Step through the doors of Frith Street Gallery in London’s Soho, and you become voyeur to an unknown character’s life. Artist Fiona Tan has transformed the gallery space into the cluttered apartment of a reclusive figure for her new exhibition, Ghost Dwellings, complete with the detritus of everyday existence.

Stacks of newspapers fill the floors of the gallery’s first space, reimagined as a living room. They strain under the weight of National Geographic issues, old travel guides and assorted knick-knacks. Opposite, a half-played game of chess sits waiting on a side table.

Objects fill every surface of this fictional home – or perhaps it could even be a squat? Newspaper clippings offer a snapshot of a world in crisis, collected by someone desperate to make sense of what’s outside their private sphere.

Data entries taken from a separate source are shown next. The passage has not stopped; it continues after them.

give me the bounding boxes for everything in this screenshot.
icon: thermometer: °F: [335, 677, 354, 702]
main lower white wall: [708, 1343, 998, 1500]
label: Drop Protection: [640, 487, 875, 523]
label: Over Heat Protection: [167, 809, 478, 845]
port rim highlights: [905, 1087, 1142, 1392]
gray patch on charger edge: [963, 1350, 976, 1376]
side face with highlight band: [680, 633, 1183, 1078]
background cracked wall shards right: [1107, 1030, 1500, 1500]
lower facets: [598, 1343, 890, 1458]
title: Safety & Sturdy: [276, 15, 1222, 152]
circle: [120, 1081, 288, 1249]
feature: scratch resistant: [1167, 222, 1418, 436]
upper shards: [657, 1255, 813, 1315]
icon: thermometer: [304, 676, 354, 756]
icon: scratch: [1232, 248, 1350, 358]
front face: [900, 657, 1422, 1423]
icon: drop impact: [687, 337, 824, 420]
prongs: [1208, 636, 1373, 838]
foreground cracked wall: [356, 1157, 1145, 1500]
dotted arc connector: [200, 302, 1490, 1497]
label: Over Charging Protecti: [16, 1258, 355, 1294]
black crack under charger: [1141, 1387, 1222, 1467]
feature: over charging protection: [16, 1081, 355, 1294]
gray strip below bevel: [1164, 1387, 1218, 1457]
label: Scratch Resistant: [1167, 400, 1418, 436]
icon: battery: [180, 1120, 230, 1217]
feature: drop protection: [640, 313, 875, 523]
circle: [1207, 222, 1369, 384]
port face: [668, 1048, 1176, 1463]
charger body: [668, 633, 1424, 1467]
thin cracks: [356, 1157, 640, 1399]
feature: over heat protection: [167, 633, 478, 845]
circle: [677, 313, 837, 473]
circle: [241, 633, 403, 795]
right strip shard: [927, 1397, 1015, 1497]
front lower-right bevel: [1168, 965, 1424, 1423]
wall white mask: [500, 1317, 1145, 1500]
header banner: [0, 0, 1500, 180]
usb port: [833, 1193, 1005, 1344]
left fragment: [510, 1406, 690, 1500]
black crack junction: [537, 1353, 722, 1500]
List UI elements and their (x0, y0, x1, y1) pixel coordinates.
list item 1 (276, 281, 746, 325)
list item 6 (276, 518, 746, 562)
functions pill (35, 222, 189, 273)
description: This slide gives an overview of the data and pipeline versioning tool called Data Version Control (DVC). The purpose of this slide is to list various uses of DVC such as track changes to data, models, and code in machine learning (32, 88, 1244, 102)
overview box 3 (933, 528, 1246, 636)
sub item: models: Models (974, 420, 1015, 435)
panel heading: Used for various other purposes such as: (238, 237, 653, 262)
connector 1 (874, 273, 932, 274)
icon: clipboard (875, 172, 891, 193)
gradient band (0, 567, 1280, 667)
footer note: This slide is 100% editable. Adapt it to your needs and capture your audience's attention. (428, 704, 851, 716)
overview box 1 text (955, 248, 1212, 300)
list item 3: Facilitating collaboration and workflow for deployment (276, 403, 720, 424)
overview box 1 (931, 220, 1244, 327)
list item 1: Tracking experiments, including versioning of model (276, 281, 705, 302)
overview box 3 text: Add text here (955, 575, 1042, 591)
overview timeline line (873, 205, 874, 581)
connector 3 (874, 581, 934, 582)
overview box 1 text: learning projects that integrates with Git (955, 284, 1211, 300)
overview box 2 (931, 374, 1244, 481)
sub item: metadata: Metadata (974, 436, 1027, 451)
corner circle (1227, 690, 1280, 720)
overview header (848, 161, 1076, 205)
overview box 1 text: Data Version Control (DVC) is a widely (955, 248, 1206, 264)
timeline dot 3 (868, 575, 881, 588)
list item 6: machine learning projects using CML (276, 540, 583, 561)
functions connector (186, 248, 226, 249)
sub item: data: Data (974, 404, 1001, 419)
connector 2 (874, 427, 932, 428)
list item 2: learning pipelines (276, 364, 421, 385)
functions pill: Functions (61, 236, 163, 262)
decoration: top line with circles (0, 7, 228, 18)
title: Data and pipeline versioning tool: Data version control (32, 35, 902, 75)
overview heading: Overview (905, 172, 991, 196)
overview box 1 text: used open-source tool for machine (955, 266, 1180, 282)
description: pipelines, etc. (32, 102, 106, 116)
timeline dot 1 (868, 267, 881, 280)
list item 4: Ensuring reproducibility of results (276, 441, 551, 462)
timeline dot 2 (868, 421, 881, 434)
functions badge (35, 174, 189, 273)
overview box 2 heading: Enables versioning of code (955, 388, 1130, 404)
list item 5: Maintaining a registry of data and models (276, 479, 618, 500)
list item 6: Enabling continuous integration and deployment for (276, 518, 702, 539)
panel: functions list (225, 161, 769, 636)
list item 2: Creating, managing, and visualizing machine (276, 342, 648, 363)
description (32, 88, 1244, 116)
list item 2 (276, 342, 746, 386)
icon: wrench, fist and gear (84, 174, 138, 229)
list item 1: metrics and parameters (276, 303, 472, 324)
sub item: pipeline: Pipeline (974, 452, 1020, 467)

Fiona Tan, Ghost Dwellings, installation view. Courtesy the artist and Frith Street Gallery, London. Photographer: Alex Delfanne
Fiona Tan, Ghost Dwellings, installation view. Courtesy the artist and Frith Street Gallery, London. Photographer: Alex Delfanne

Ghost Dwellings is the latest in a stream of exhibitions in London that conjure domestic environments, turning the gallery space into a total work of art. With echoes of Elmgreen & Dragset’s Tomorrow at the V&A, and Robin Brown’s apartment installation at Frieze Masters, Ghost Dwellings is absorbing and unsettling in equal measure.

Moving through the rooms, it feels like you’re just footsteps behind the apartment’s owner; as though, touching the crumpled bed sheets, you’d still find them warm.

Fiona Tan, 'Ghost Dwelling II', Detroit. 2014.  Courtesy the artist and Frith Street Gallery, London.
Fiona Tan, ‘Ghost Dwelling II’, Detroit. 2014. Courtesy the artist and Frith Street Gallery, London.

Into this domain, Tan projects a series of films, propelling viewers beyond the gallery and into abandoned disaster zones across the world. One film roams the rubble of factories in Detroit, while another explores skeletons of ‘luxury’ housing towers neglected after the financial crash in Cork.

Though Tan’s camera documents these abandoned spaces, what she searches for is life within these vacant worlds. As within the gallery, it always feels just beyond reach.

‘Fiona Tan: Ghost Dwellings’ runs until 31 July at the Frith Street Gallery. A concurrent exhibition by Tan titled ‘Inventory’ runs at their Golden Square space until 26 June.